Internasional, gemasulawesi – Pelapor PBB untuk wilayah Palestina, Fransesca Albanese, menyatakan jika perang penjajah Israel di Jalur Gaza harus dihentikan sekarang.
Fransesca Albanese menyampaikan bahwa ini tidak dimulai pada tanggal 7 Oktober 2023 yang diketahui merupakan hari pertama dimulainya perang.
“Warga Palestina telah mengalami setengah abad keditaktoran militer yang rakus di wilayah mereka,” katanya.
Fransesca Albanese juga menyoroti lebih dari 5.000 warga Palestina yang tewas di Jalur Gaza dalam 5 perang terpisah sejak tahun 2008.
Menurutnya, itu belum termasuk dengan pemusnahan massal, pencacatan dan penangkapan serta penahanan sewenang-wenang.
“Juga termasuk dengan penghancuran rumah, pemindahan paksa dan kengerian lain yang tidak terhitung jumlahnya,” ujarnya.
Di sisi lain, salah satu pejabat Hamas, Izzat al-Risheq, menyatakan penjajah Israel menggunakan perundingan gencatan senjata sebagai kedok untuk menyerang Rafah dan menduduki persimpangannya dengan Mesir.
Al-Risheq, yang merupakan anggota biro politik Hamas, mengatakan Benjamin Netanyahu mencoba untuk menciptakan alasan untuk menghindari negosiasi dan menyalahkan Hamas dan para mediator.
“Penerimaan Hamas terhadap usulan mediator membingungkan Benjamin Netanyahu dan menempatkannya dalam masalah,” ucapnya.

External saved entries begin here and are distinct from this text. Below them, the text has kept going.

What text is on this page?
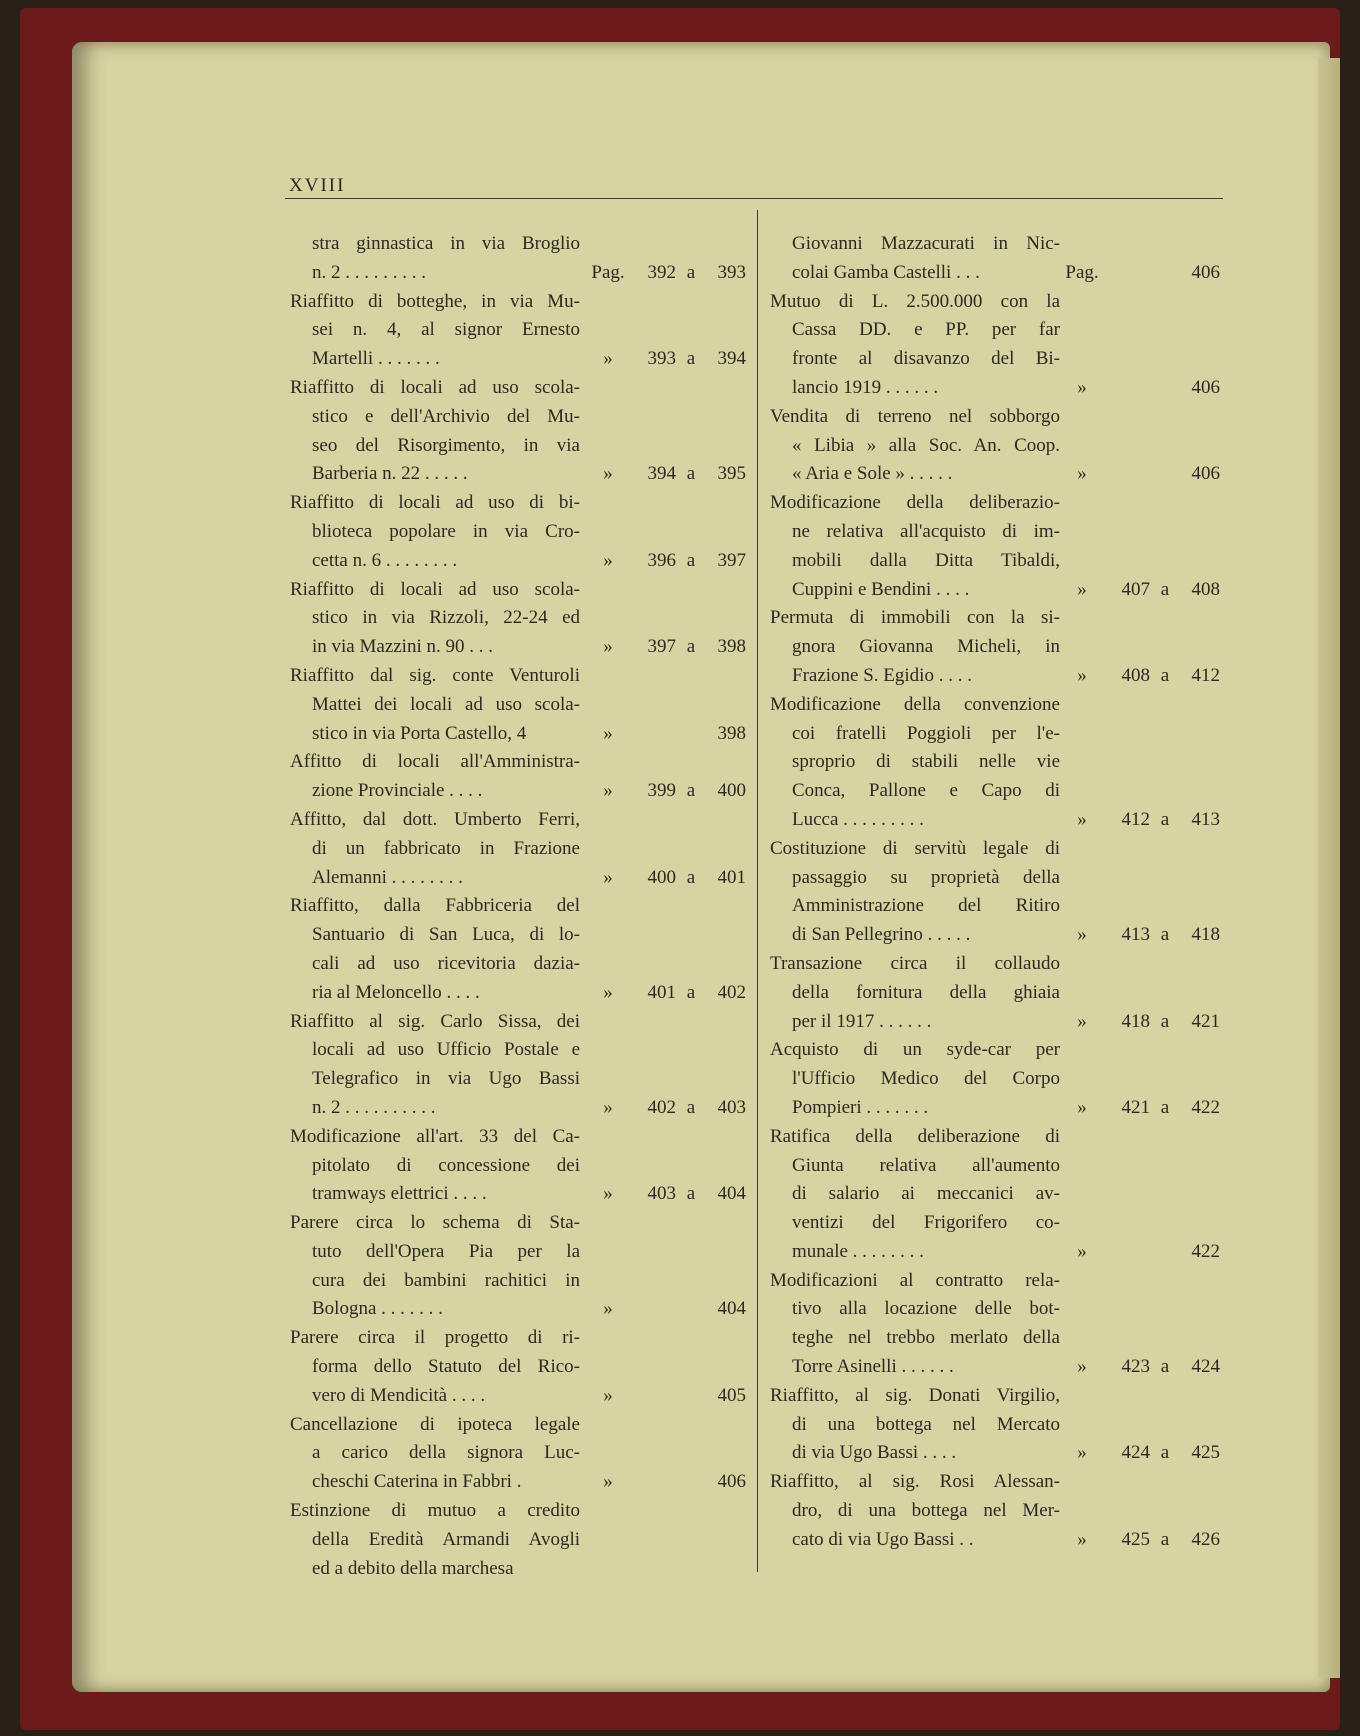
XVIII
stra ginnastica in via Broglio
n. 2 . . . . . . . . .	Pag.	392 a	393
Riaffitto di botteghe, in via Mu-
sei n. 4, al signor Ernesto
Martelli . . . . . . .	»	393 a	394
Riaffitto di locali ad uso scola-
stico e dell'Archivio del Mu-
seo del Risorgimento, in via
Barberia n. 22 . . . . .	»	394 a	395
Riaffitto di locali ad uso di bi-
blioteca popolare in via Cro-
cetta n. 6 . . . . . . . .	»	396 a	397
Riaffitto di locali ad uso scola-
stico in via Rizzoli, 22-24 ed
in via Mazzini n. 90 . . .	»	397 a	398
Riaffitto dal sig. conte Venturoli
Mattei dei locali ad uso scola-
stico in via Porta Castello, 4	»	398
Affitto di locali all'Amministra-
zione Provinciale . . . .	»	399 a	400
Affitto, dal dott. Umberto Ferri,
di un fabbricato in Frazione
Alemanni . . . . . . . .	»	400 a	401
Riaffitto, dalla Fabbriceria del
Santuario di San Luca, di lo-
cali ad uso ricevitoria dazia-
ria al Meloncello . . . .	»	401 a	402
Riaffitto al sig. Carlo Sissa, dei
locali ad uso Ufficio Postale e
Telegrafico in via Ugo Bassi
n. 2 . . . . . . . . . .	»	402 a	403
Modificazione all'art. 33 del Ca-
pitolato di concessione dei
tramways elettrici . . . .	»	403 a	404
Parere circa lo schema di Sta-
tuto dell'Opera Pia per la
cura dei bambini rachitici in
Bologna . . . . . . .	»	404
Parere circa il progetto di ri-
forma dello Statuto del Rico-
vero di Mendicità . . . .	»	405
Cancellazione di ipoteca legale
a carico della signora Luc-
cheschi Caterina in Fabbri .	»	406
Estinzione di mutuo a credito
della Eredità Armandi Avogli
ed a debito della marchesa
Giovanni Mazzacurati in Nic-
colai Gamba Castelli . . .	Pag.	406
Mutuo di L. 2.500.000 con la
Cassa DD. e PP. per far
fronte al disavanzo del Bi-
lancio 1919 . . . . . .	»	406
Vendita di terreno nel sobborgo
« Libia » alla Soc. An. Coop.
« Aria e Sole » . . . . .	»	406
Modificazione della deliberazio-
ne relativa all'acquisto di im-
mobili dalla Ditta Tibaldi,
Cuppini e Bendini . . . .	»	407 a	408
Permuta di immobili con la si-
gnora Giovanna Micheli, in
Frazione S. Egidio . . . .	»	408 a	412
Modificazione della convenzione
coi fratelli Poggioli per l'e-
sproprio di stabili nelle vie
Conca, Pallone e Capo di
Lucca . . . . . . . . .	»	412 a	413
Costituzione di servitù legale di
passaggio su proprietà della
Amministrazione del Ritiro
di San Pellegrino . . . . .	»	413 a	418
Transazione circa il collaudo
della fornitura della ghiaia
per il 1917 . . . . . .	»	418 a	421
Acquisto di un syde-car per
l'Ufficio Medico del Corpo
Pompieri . . . . . . .	»	421 a	422
Ratifica della deliberazione di
Giunta relativa all'aumento
di salario ai meccanici av-
ventizi del Frigorifero co-
munale . . . . . . . .	»	422
Modificazioni al contratto rela-
tivo alla locazione delle bot-
teghe nel trebbo merlato della
Torre Asinelli . . . . . .	»	423 a	424
Riaffitto, al sig. Donati Virgilio,
di una bottega nel Mercato
di via Ugo Bassi . . . .	»	424 a	425
Riaffitto, al sig. Rosi Alessan-
dro, di una bottega nel Mer-
cato di via Ugo Bassi . .	»	425 a	426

Dia menegaskan Hamas tetap berpegang pada pendiriannya yang disampaikan kepada para mediator.
Diketahui jika pada awal pekan ini, Hamas menyampaikan pihaknya menerima rancangan kesepakatan gencatan senjata yang diajukan oleh Qatar dan Mesir yang akan meliputi pembebasan tawanan penjajah Israel dan sejumlah tahanan Palestina.
Rancangan kesepakatan itu juga mencakup berakhirnya perang dalam 3 fase.
William Burns, yang merupakan Direktur CIA, telah berada di wilayah tersebut untuk menyelesaikan perjanjian itu.
Penjajah Israel menolak usulan yang disetujui Hamas, namun, mereka menyatakan akan melakukan pembicaraan lebih lanjut untuk mencapai kesepakatan.
Sementara itu, catatan rumah sakit memperlihatkan sedikitnya 25 orang terluka setelah tembakan artileri penjajah Israel menghantam bagian tengah Rafah.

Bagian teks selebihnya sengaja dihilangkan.